IMO it is actually an “alternative”, due to the points I mentioned before. Also note that godefroi said it should compete with NETMF’s debugger, which we all know is great.
I don’t expect to see much of NETMF’s user base changing in the future, since most NETMF current users were already desktop .NET developers and Microsoft “fans”. Instead, this kind of board is something the Arduino fans have been craving for and that could make the Galago a success.
Right now, if you want an easy to program 32-bit platform with a free toolchain that includes on-chip debugging, netmf is pretty much your only option. This board looks like it will change that, with a highly integrated and easy to use toolchain that includes on chip debugging. Given the performance that you’ll see with this thing, it will be worth it to dust of the C skills.
The MCU on the Galago is much less powerful than the one on the Discovery board, to be sure, but even so, because you’re working in native code, after working with NETMF you’ll feel like it’s a multi-ghz monster.
The Discovery board has a debugger on it as well as the STM32F4 microcontroller, so it can do on-chip debugging as well, but the software packages available to do so are either commercial and VERY expensive, or limited (usually a 32KB code limit). I believe it’s theoretically possible to do it with a free toolchain (Eclipse + GCC + OpenOCD + GDB) but I haven’t been able to put all these pieces together to make it work.
The MCU on the Galago is available in ones for <$2, so using it in a permanent installation is an easy choice, financially.

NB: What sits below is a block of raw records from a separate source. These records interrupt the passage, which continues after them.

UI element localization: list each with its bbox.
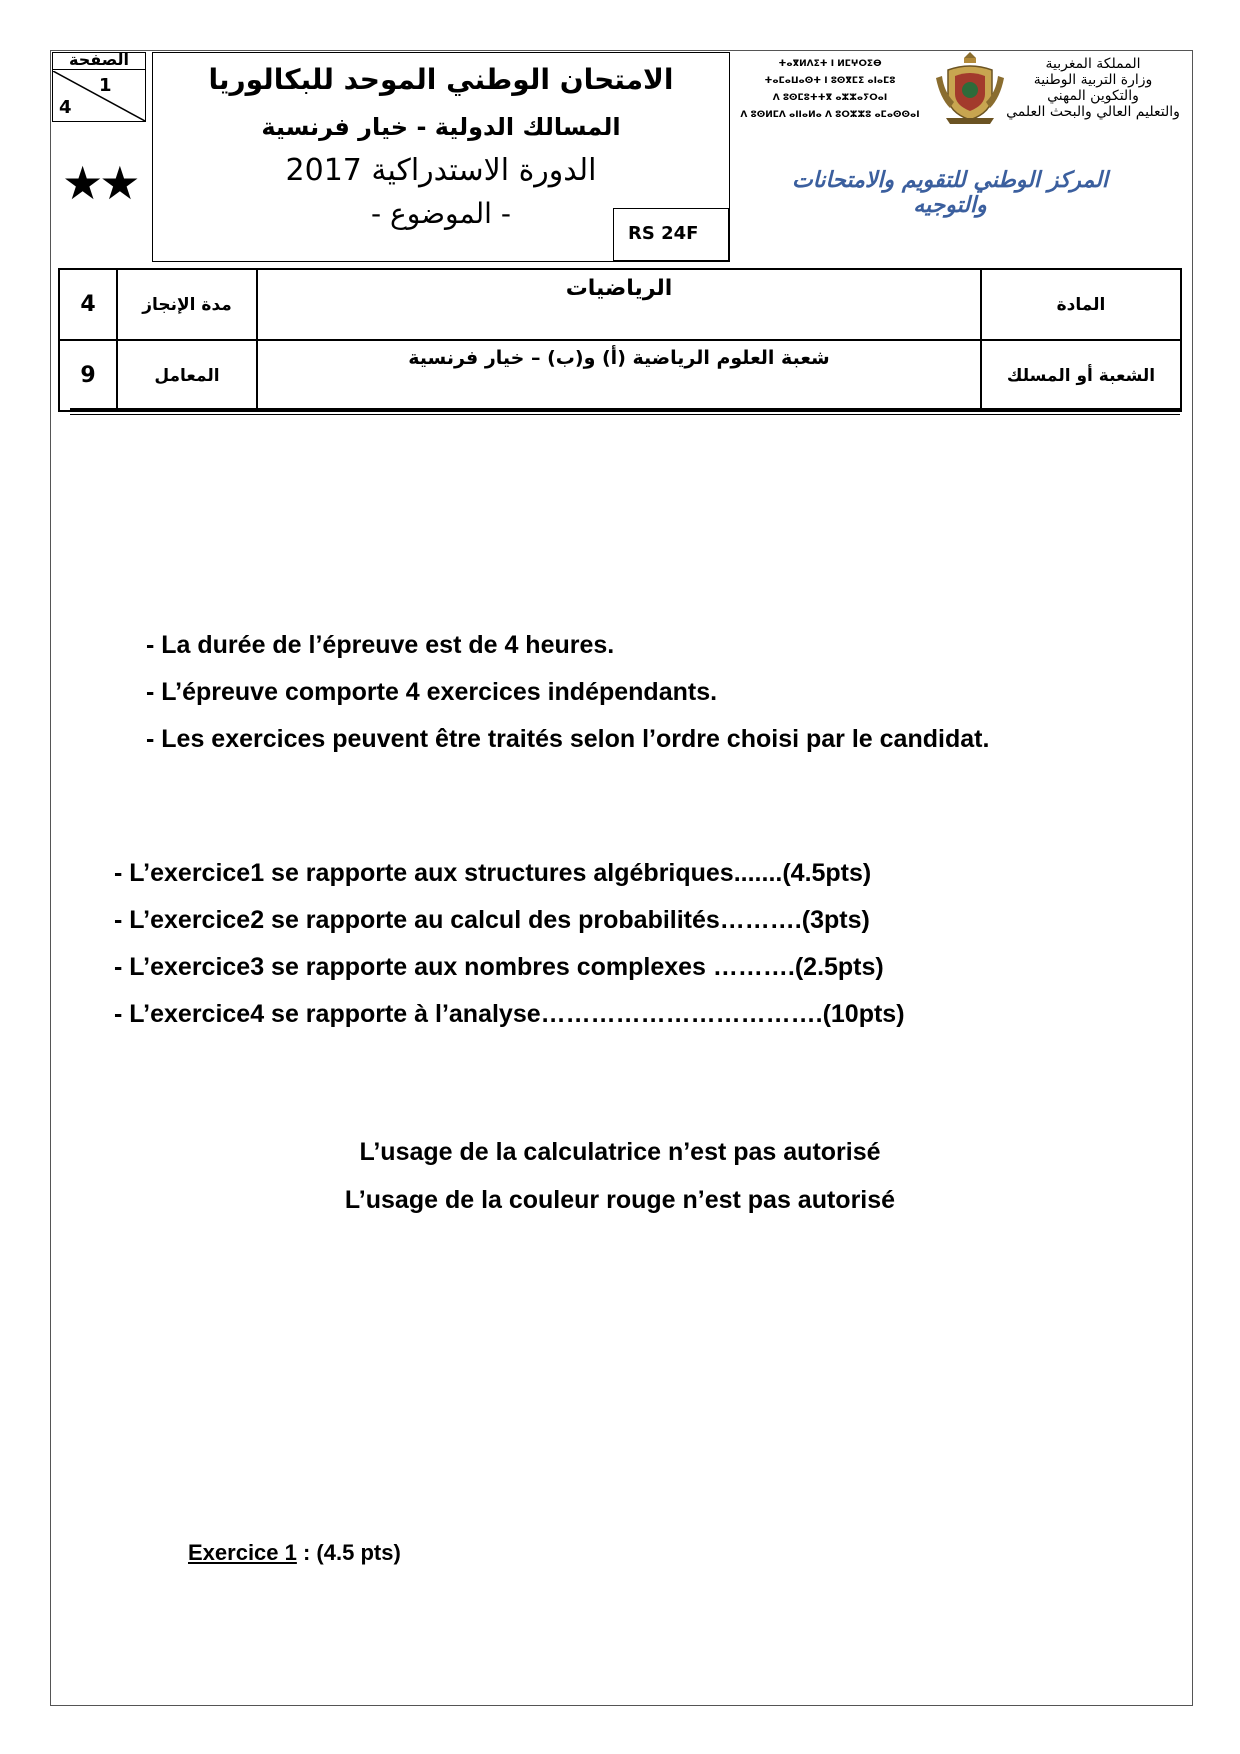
instruction-item: - L’épreuve comporte 4 exercices indépendants. xyxy=(146,678,718,706)
current-page: 1 xyxy=(99,75,112,96)
instruction-item: - La durée de l’épreuve est de 4 heures. xyxy=(146,631,615,659)
divider xyxy=(70,408,1180,411)
exam-track: المسالك الدولية - خيار فرنسية xyxy=(261,113,621,141)
exam-session: الدورة الاستدراكية 2017 xyxy=(285,153,597,188)
subject-key: المادة xyxy=(981,269,1181,340)
exam-code: RS 24F xyxy=(613,208,729,261)
subject-value: الرياضيات xyxy=(257,269,981,340)
divider xyxy=(70,414,1180,415)
coefficient-value: 9 xyxy=(59,340,117,411)
note-item: L’usage de la couleur rouge n’est pas autorisé xyxy=(344,1186,896,1214)
topic-item: - L’exercice2 se rapporte au calcul des probabilités……….(3pts) xyxy=(114,906,870,934)
tifinagh-heading xyxy=(735,56,925,124)
exam-info-table xyxy=(58,268,1182,412)
evaluation-center-name: المركز الوطني للتقويم والامتحانات والتوجيه xyxy=(792,168,1108,218)
duration-label: مدة الإنجاز xyxy=(117,269,257,340)
table-row xyxy=(59,269,1181,340)
branch-value: شعبة العلوم الرياضية (أ) و(ب) – خيار فرنسية xyxy=(257,340,981,411)
usage-notes xyxy=(0,1128,1240,1224)
total-pages: 4 xyxy=(59,97,72,118)
tifinagh-line: ⴷ ⵓⵙⵍⵎⴷ ⴰⵏⵏⴰⵍⴰ ⴷ ⵓⵔⵣⵣⵓ ⴰⵎⴰⵙⵙⴰⵏ xyxy=(740,110,920,120)
exam-title: الامتحان الوطني الموحد للبكالوريا xyxy=(208,63,674,96)
topic-item: - L’exercice4 se rapporte à l’analyse…………………………….(10pts) xyxy=(114,1000,905,1028)
instructions-list xyxy=(146,622,989,763)
star-rating: ★★ xyxy=(62,156,137,210)
ministry-line: والتعليم العالي والبحث العلمي xyxy=(1006,104,1180,120)
coefficient-label: المعامل xyxy=(117,340,257,411)
ministry-line: المملكة المغربية xyxy=(1045,56,1141,72)
table-row xyxy=(59,340,1181,411)
note-item: L’usage de la calculatrice n’est pas autorisé xyxy=(359,1138,881,1166)
tifinagh-line: ⵜⴰⵎⴰⵡⴰⵙⵜ ⵏ ⵓⵙⴳⵎⵉ ⴰⵏⴰⵎⵓ xyxy=(764,76,896,86)
ministry-line: والتكوين المهني xyxy=(1047,88,1139,104)
exercise-heading xyxy=(188,1540,401,1566)
tifinagh-line: ⴷ ⵓⵙⵎⵓⵜⵜⴳ ⴰⵣⵣⴰⵢⵔⴰⵏ xyxy=(772,93,888,103)
subject-label: - الموضوع - xyxy=(371,197,511,230)
page-label: الصفحة xyxy=(53,51,145,70)
branch-key: الشعبة أو المسلك xyxy=(981,340,1181,411)
ministry-heading xyxy=(1000,56,1186,120)
page-number-box xyxy=(52,52,146,122)
tifinagh-line: ⵜⴰⴳⵍⴷⵉⵜ ⵏ ⵍⵎⵖⵔⵉⴱ xyxy=(778,59,882,69)
exercise-points: : (4.5 pts) xyxy=(296,1540,401,1565)
ministry-line: وزارة التربية الوطنية xyxy=(1033,72,1153,88)
instruction-item: - Les exercices peuvent être traités selon l’ordre choisi par le candidat. xyxy=(146,725,990,753)
duration-value: 4 xyxy=(59,269,117,340)
exercise-topics-list xyxy=(114,850,905,1038)
topic-item: - L’exercice1 se rapporte aux structures algébriques.......(4.5pts) xyxy=(114,859,872,887)
topic-item: - L’exercice3 se rapporte aux nombres complexes ……….(2.5pts) xyxy=(114,953,884,981)
exercise-title: Exercice 1 xyxy=(188,1540,297,1565)
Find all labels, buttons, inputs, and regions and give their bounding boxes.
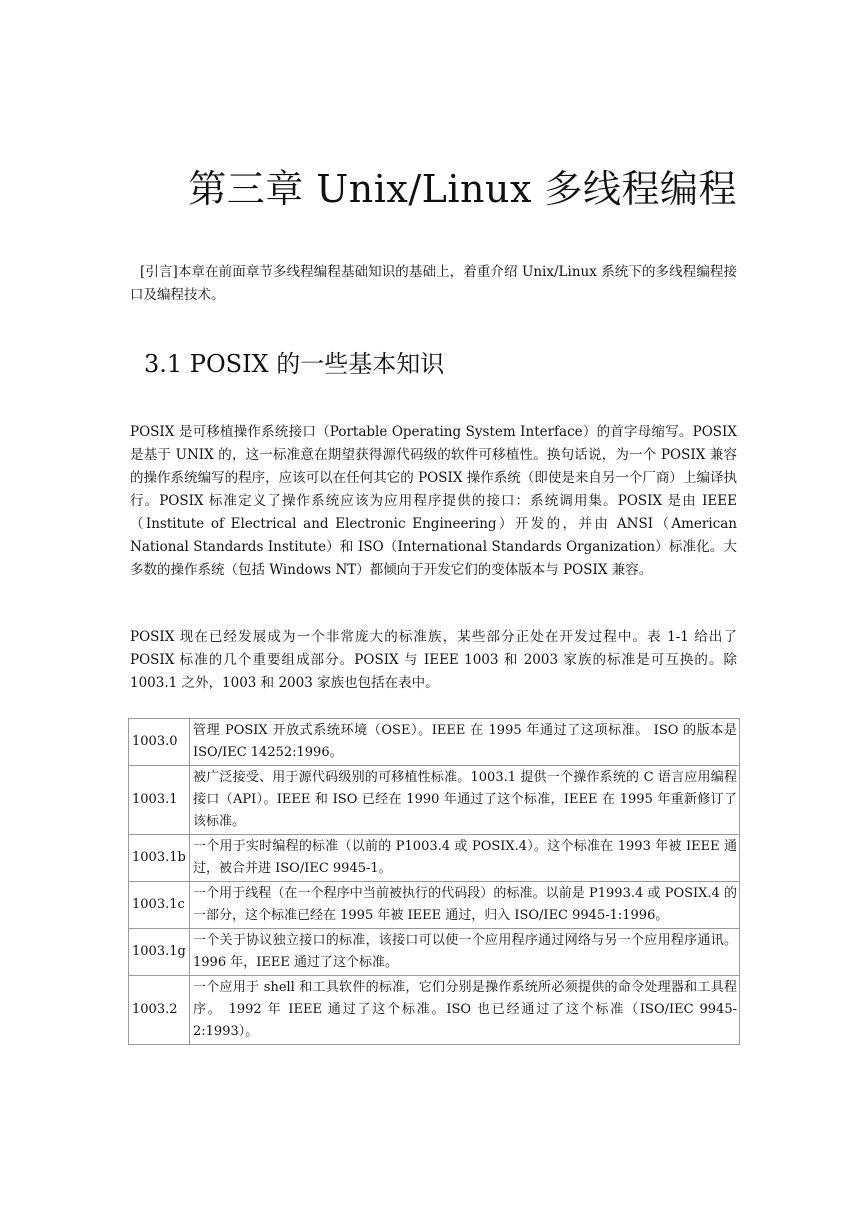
table-row [129, 719, 740, 766]
standard-description: 一个关于协议独立接口的标准，该接口可以使一个应用程序通过网络与另一个应用程序通讯。 1996 年，IEEE 通过了这个标准。 [190, 929, 740, 976]
standard-code: 1003.1g [129, 929, 190, 976]
table-row [129, 929, 740, 976]
posix-definition-paragraph: POSIX 是可移植操作系统接口（Portable Operating System Interface）的首字母缩写。POSIX 是基于 UNIX 的，这一标准意在期望获得源代码级的软件可移植性。换句话说，为一个 POSIX 兼容的操作系统编写的程序，应该可以在任何其它的 POSIX 操作系统（即使是来自另一个厂商）上编译执行。POSIX 标准定义了操作系统应该为应用程序提供的接口：系统调用集。POSIX 是由 IEEE（Institute of Electrical and Electronic Engineering）开发的，并由 ANSI（American National Standards Institute）和 ISO（International Standards Organization）标准化。大多数的操作系统（包括 Windows NT）都倾向于开发它们的变体版本与 POSIX 兼容。 [130, 424, 737, 578]
standard-description: 管理 POSIX 开放式系统环境（OSE）。IEEE 在 1995 年通过了这项标准。 ISO 的版本是 ISO/IEC 14252:1996。 [190, 719, 740, 766]
table-row [129, 766, 740, 835]
chapter-title: 第三章 Unix/Linux 多线程编程 [188, 167, 737, 211]
standard-description: 被广泛接受、用于源代码级别的可移植性标准。1003.1 提供一个操作系统的 C 语言应用编程接口（API）。IEEE 和 ISO 已经在 1990 年通过了这个标准，IEEE 在 1995 年重新修订了该标准。 [190, 766, 740, 835]
posix-standards-table [128, 718, 740, 1045]
standard-code: 1003.1c [129, 882, 190, 929]
standard-description: 一个用于线程（在一个程序中当前被执行的代码段）的标准。以前是 P1993.4 或 POSIX.4 的一部分，这个标准已经在 1995 年被 IEEE 通过，归入 ISO/IEC 9945-1:1996。 [190, 882, 740, 929]
standard-description: 一个用于实时编程的标准（以前的 P1003.4 或 POSIX.4）。这个标准在 1993 年被 IEEE 通过，被合并进 ISO/IEC 9945-1。 [190, 835, 740, 882]
table-row [129, 882, 740, 929]
standard-code: 1003.1 [129, 766, 190, 835]
standard-code: 1003.1b [129, 835, 190, 882]
section-title: 3.1 POSIX 的一些基本知识 [144, 350, 445, 378]
table-row [129, 976, 740, 1045]
standard-code: 1003.0 [129, 719, 190, 766]
standard-code: 1003.2 [129, 976, 190, 1045]
standard-description: 一个应用于 shell 和工具软件的标准，它们分别是操作系统所必须提供的命令处理器和工具程序。 1992 年 IEEE 通过了这个标准。ISO 也已经通过了这个标准（ISO/IEC 9945-2:1993）。 [190, 976, 740, 1045]
intro-paragraph: [引言]本章在前面章节多线程编程基础知识的基础上，着重介绍 Unix/Linux 系统下的多线程编程接口及编程技术。 [130, 264, 737, 303]
table-row [129, 835, 740, 882]
posix-family-paragraph: POSIX 现在已经发展成为一个非常庞大的标准族，某些部分正处在开发过程中。表 1-1 给出了 POSIX 标准的几个重要组成部分。POSIX 与 IEEE 1003 和 2003 家族的标准是可互换的。除 1003.1 之外，1003 和 2003 家族也包括在表中。 [130, 629, 737, 691]
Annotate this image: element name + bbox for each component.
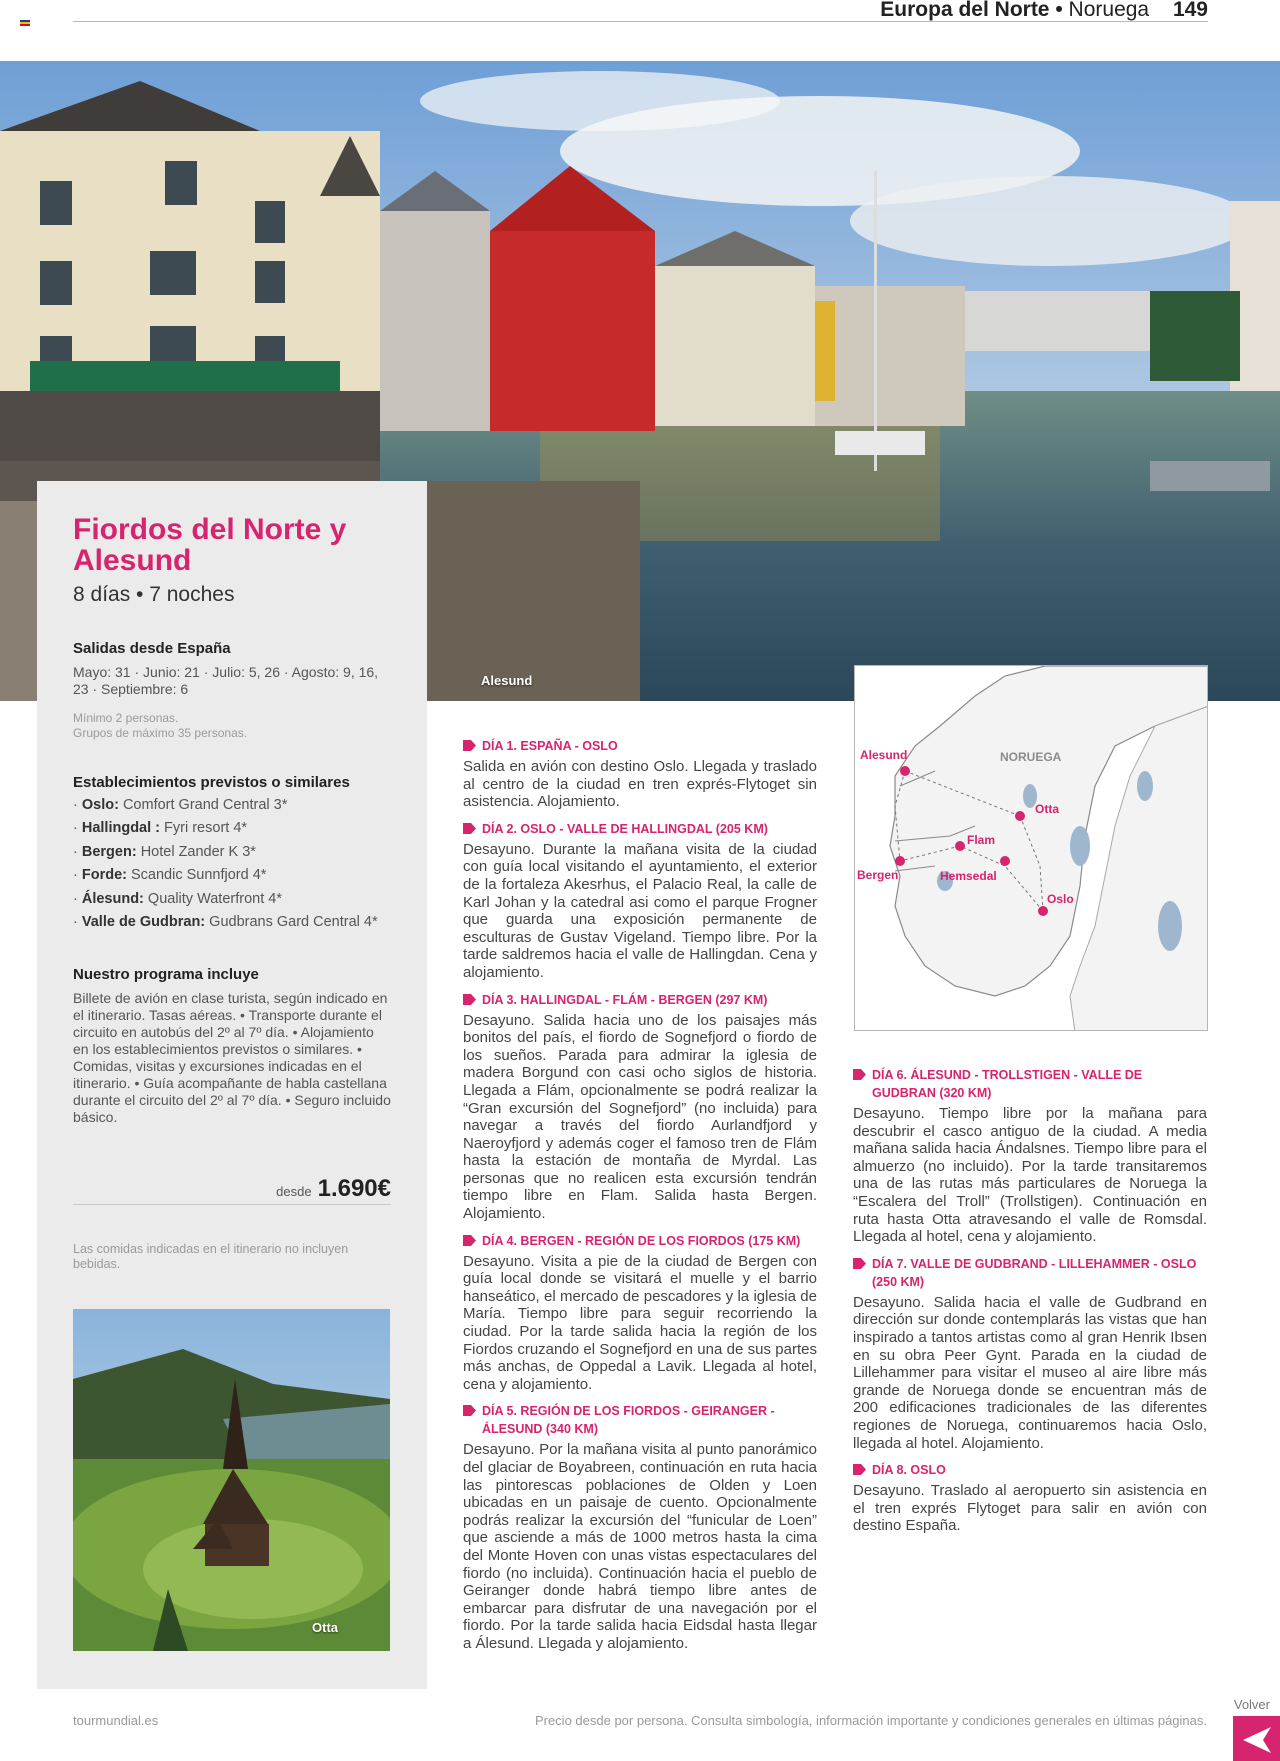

@ godefroi - have you taken a look at the Coocox’s CoIDE, it is free and supports a host of different ARM dev boards including the STM32F4Discovery board. I have only used it for a few hours so far, but the debugger is very nice, you can step through at the source level or concurrently though the assembly, change register values directly etc… And the built in help is pretty impressive.
Galago implements a USB to SWD debugger using a ATTiny45. I am sure that this interface is bitbanged as the Tiny does not have hardware USB. Wonder what the download speeds are.
I am sure that the compiler is GCC and the debugger is OCD based, wonder how this is going to work with a cloud based IDE. The Embed folks are trying to do this using CMSIS-DAP debug (driverless USB debug), however this requires you to export the code to MDK. You can configure MDK to use a GCC compiler if needed. Considering that the entire Mbed development is cloud based, I wonder why they require an export to MDK for debugging.
As I understand Galago, the IDE is HTML5, but it is not internet-hosted (requires no internet connection). I’m not sure how I feel about mbed and the online compiler. My knee-jerk reaction is “bleh.”